Note that some Fortran implementations will not read the last line in run_list unless it ends in a newline character. Avoid unexpected crashes by hitting “enter” following your final entry in run_list.

Before running Rayleigh, make sure you know how many cores each simulation needs by examining the main_input files:

user@machinename ~runs/ensemble $ head run1/main_input
&problemsize_namelist
 n_r = 128
 n_theta = 192
 nprow = 16
 npcol = 16
/

user@machinename ~runs/ensemble $ head run2/main_input
&problemsize_namelist
 n_r = 128
 n_theta = 384
 nprow = 32
 npcol = 16
/

user@machinename ~runs/ensemble $ head run3/main_input
&problemsize_namelist
 n_r = 64
 n_theta = 192
 nprow = 16
 npcol = 16
/

In this example, we need a total of 1024 cores (256+512+256) to execute three simulations, and so the relevant call to Rayleigh would be:

user@machinename ~/runs/ $ mpiexec -np 1024 ./rayleigh.opt -nruns 3

Closing Notes: When running in ensemble mode, it is strongly recommended that you redirect standard output for each simulation to a text file (see §I/O Control).

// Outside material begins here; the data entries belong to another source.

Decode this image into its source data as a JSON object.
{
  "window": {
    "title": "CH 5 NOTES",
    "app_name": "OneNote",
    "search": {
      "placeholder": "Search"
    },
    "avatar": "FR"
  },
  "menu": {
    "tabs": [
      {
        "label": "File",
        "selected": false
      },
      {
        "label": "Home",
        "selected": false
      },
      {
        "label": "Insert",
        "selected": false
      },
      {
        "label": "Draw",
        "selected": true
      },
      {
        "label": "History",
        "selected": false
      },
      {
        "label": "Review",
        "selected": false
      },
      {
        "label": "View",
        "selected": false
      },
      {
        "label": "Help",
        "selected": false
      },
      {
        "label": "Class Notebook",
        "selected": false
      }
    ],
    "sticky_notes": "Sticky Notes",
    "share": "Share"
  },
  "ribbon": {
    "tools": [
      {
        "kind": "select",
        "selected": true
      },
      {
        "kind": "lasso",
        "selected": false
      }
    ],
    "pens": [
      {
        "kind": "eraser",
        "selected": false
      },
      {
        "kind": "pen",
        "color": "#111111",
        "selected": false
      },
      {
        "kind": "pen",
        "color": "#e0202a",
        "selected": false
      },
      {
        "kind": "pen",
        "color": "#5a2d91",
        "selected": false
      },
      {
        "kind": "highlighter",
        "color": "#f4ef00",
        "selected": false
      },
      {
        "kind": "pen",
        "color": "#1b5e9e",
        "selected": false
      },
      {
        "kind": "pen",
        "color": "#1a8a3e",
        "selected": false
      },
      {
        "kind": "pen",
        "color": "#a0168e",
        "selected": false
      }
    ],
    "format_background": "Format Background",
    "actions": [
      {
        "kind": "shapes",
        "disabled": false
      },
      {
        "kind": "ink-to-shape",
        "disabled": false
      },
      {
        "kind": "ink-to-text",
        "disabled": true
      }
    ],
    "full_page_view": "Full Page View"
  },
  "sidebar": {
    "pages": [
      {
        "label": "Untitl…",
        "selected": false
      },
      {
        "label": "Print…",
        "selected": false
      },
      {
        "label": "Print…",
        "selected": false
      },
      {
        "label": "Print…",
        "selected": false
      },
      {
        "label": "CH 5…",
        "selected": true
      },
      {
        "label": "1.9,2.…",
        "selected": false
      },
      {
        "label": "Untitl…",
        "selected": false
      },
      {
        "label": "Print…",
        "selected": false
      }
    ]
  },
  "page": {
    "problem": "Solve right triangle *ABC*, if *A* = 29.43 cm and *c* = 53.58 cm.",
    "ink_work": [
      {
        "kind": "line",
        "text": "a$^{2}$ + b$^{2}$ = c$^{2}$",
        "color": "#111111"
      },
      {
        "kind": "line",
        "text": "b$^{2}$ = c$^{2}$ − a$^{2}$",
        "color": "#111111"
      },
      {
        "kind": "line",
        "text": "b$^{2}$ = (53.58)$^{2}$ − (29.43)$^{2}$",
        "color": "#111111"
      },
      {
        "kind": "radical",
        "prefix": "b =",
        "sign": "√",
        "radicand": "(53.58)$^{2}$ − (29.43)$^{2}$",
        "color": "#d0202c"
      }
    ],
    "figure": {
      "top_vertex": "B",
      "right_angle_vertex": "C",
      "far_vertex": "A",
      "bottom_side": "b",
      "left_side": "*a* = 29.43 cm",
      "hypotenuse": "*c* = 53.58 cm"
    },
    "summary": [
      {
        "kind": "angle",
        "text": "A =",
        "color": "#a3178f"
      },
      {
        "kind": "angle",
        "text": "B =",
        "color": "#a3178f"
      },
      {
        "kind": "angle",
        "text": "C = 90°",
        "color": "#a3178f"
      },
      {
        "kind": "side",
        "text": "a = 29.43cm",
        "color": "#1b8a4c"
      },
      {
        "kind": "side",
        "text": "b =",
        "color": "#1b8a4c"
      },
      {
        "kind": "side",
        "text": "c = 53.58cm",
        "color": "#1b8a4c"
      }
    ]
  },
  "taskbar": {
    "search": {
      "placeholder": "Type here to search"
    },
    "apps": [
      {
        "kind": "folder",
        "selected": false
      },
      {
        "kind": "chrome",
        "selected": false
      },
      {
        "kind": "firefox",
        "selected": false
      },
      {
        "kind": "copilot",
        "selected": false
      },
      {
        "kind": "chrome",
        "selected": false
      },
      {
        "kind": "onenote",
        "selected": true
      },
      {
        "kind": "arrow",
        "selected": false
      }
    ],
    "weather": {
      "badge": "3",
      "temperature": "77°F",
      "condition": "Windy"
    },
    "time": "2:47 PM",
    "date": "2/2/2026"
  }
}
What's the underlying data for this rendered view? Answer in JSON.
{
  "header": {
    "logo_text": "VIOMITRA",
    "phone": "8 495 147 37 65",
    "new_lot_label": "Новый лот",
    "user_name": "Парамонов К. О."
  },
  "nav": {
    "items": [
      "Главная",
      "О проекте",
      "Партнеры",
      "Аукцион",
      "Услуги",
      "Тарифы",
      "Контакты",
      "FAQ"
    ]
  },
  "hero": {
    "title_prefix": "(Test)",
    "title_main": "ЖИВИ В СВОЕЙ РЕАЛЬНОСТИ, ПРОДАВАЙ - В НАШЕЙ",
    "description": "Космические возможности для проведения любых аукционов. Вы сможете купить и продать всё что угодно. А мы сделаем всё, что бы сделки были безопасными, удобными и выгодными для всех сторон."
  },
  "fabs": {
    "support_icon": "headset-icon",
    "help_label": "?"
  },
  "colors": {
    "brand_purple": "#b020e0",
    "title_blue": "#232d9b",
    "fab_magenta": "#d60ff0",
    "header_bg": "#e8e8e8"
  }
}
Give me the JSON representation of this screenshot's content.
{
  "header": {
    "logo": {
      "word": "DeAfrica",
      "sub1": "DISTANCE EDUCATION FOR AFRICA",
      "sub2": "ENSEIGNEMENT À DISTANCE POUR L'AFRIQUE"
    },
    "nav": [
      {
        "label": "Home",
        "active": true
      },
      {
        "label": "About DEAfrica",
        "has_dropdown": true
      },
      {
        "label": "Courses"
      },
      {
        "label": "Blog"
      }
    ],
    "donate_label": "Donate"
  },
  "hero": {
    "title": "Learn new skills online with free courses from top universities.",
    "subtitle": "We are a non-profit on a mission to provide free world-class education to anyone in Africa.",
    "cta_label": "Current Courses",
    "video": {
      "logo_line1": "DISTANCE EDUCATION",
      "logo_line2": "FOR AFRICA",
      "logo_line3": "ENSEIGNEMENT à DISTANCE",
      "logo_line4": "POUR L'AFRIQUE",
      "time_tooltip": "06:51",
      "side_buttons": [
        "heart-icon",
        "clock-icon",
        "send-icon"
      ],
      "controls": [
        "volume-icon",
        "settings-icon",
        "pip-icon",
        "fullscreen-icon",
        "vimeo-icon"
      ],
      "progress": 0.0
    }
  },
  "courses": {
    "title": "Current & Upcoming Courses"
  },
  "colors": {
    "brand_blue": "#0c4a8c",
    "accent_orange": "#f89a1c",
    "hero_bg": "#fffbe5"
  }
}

Otherwise, all simulations write to the same default (machine-dependent) log file, making it difficult to read. Moreover, some machines such as NASA Pleiades will terminate a run if the log file becomes too long. This is easy to do when multiple simulations are writing to the same file.

Finally, The flags -nprow and -npcol are ignored when -nruns is specified. The row and column configuration for all simulations needs to be specified in their respective main_input files instead.